Todo trabalhador faz uma ou várias pequenas pausas durante o expediente, por necessidades diversas. Mas quem trabalha em emissora de TV tem alguns bônus impagáveis na hora da paradinha para reabastecer a alma!
Ao longo de quase vinte anos na mesma empresa fiz minhas pequenas pausas para ver e ouvir (ao vivo e ali ao lado) O Rappa, Charles Aznavour, Tony Bennett, Capital Inicial, Nando Reis, Roberto Carlos, Victor e Léo, Laura Pausini e alguns tantos que nem me lembro.
Praticamente virou rotina. Quando chego ao trabalho dou uma passadinha na porta do estúdio pra checar a hora de ensaio e de gravação. Quando gosto do cardápio, dou uma “passadinha” no estúdio em vez de parar pra tomar café ou fumar (coisa que eu não faço nunca).
O ensaio é sempre mais bacana. Como estudante de música, gosto de ver os bastidores da afinação dos instrumentos, de testemunhar o nascimento de um arranjo de última hora, de descobrir uma parceria improvável. Tudo temperado pelo descompromisso de não ser o show, propriamente dito.
E como a minha paixão por música tem sido recompensada! Meu marido é diretor de TV de shows que já entraram para a história. Quem mais poderia transmitir especialmente pra mim -- ao vivo e pelo celular -- um ensaio de sir Paul McCartney em Porto Alegre? Tá certo que logo um segurança tratou de arrancar o aparelho da mão dele. Mas eu ouvi uns bons 2 minutos.
Com ele passeei em bastidores de festivais e shows inesquecíveis, sempre de ângulos privilegiados. Como a apresentação “banquinho e violão” de Roberto Carlos numa praia de Copacabana lotada e completamente em silêncio. Uma serenata do Rei para um milhão de pessoas.

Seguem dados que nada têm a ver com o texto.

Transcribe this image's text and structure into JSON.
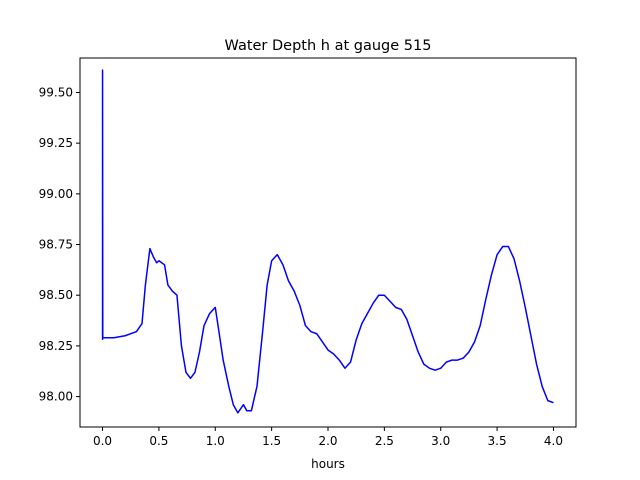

Hoje eu corro mesmo atrás das oportunidades de ouvir e fazer o que gosto, de dizer o que precisa ser dito, de desfrutar a companhia de quem me faz bem por que já não tenho mais tempo a perder.
Como já perdi.
O ano era de 2006.
O U2 tinha acabado de chegar para shows no Estádio do Morumbi onde reuniria 70 mil pessoas em torno de suas mensagens pacifistas e engajadas.
A banda ficou hospedada no Grand Hyatt, a uma distância de um estacionamento do meu local de trabalho. Não tinha conseguido comprar ingresso para o show, mas ficava de olho nas janelas do hotel para ver se o Bono dava um tchau.
Veio o domingo e eu na firma de plantão. O ânimo era daqueles que só quem tem que trabalhar num domingo de verão sabe como é. Passei a tarde contando as horas, pensando na pizza, na rede na varanda de casa, na TV a cabo, no cachorro, no gato, na segunda-feira que já estava bem aí.
Quando o relógio marcou o fim do expediente, sai correndo – literalmente – olhando para o chão... pra não tropeçar. O único som no ar era do meu salto alto no piso duro. Só olhei pra frente quando estava a dois passos da catraca.
E sente só o meu espanto!
No sentindo contrário vinha Bono Vox com seus indefectíveis óculos e chapéu de cowboy ao lado de The Edge, com sua badana na cabeça.
Passamos ao mesmo tempo na catraca: eu saindo, eles entrando. Dava pra sentir a respiração, olhei nos olhos dele por trás dos óculos de lentes lilás. Notei dois brincos de argola.
E não diminui o passo, nem falei nada, nem perguntei nada. Ainda não vivíamos a era “sélfica” das vaidades. Acho até que a minha mente nem processou direito que era ele. Era mais um rosto familiar dentro da firma.
Podia ter voltado (depois soube que ele ficaria até tarde na TV para entrar ao vivo no Fantástico), podia ter dito que o admirava mais como político que como bandleader. Podia isso, podia aquilo, podia tudo. Talvez ele fosse tomar um café, comer um pão de queijo na lanchonete...talvez eu ficasse de plantão na porta do camarim.. sei lá.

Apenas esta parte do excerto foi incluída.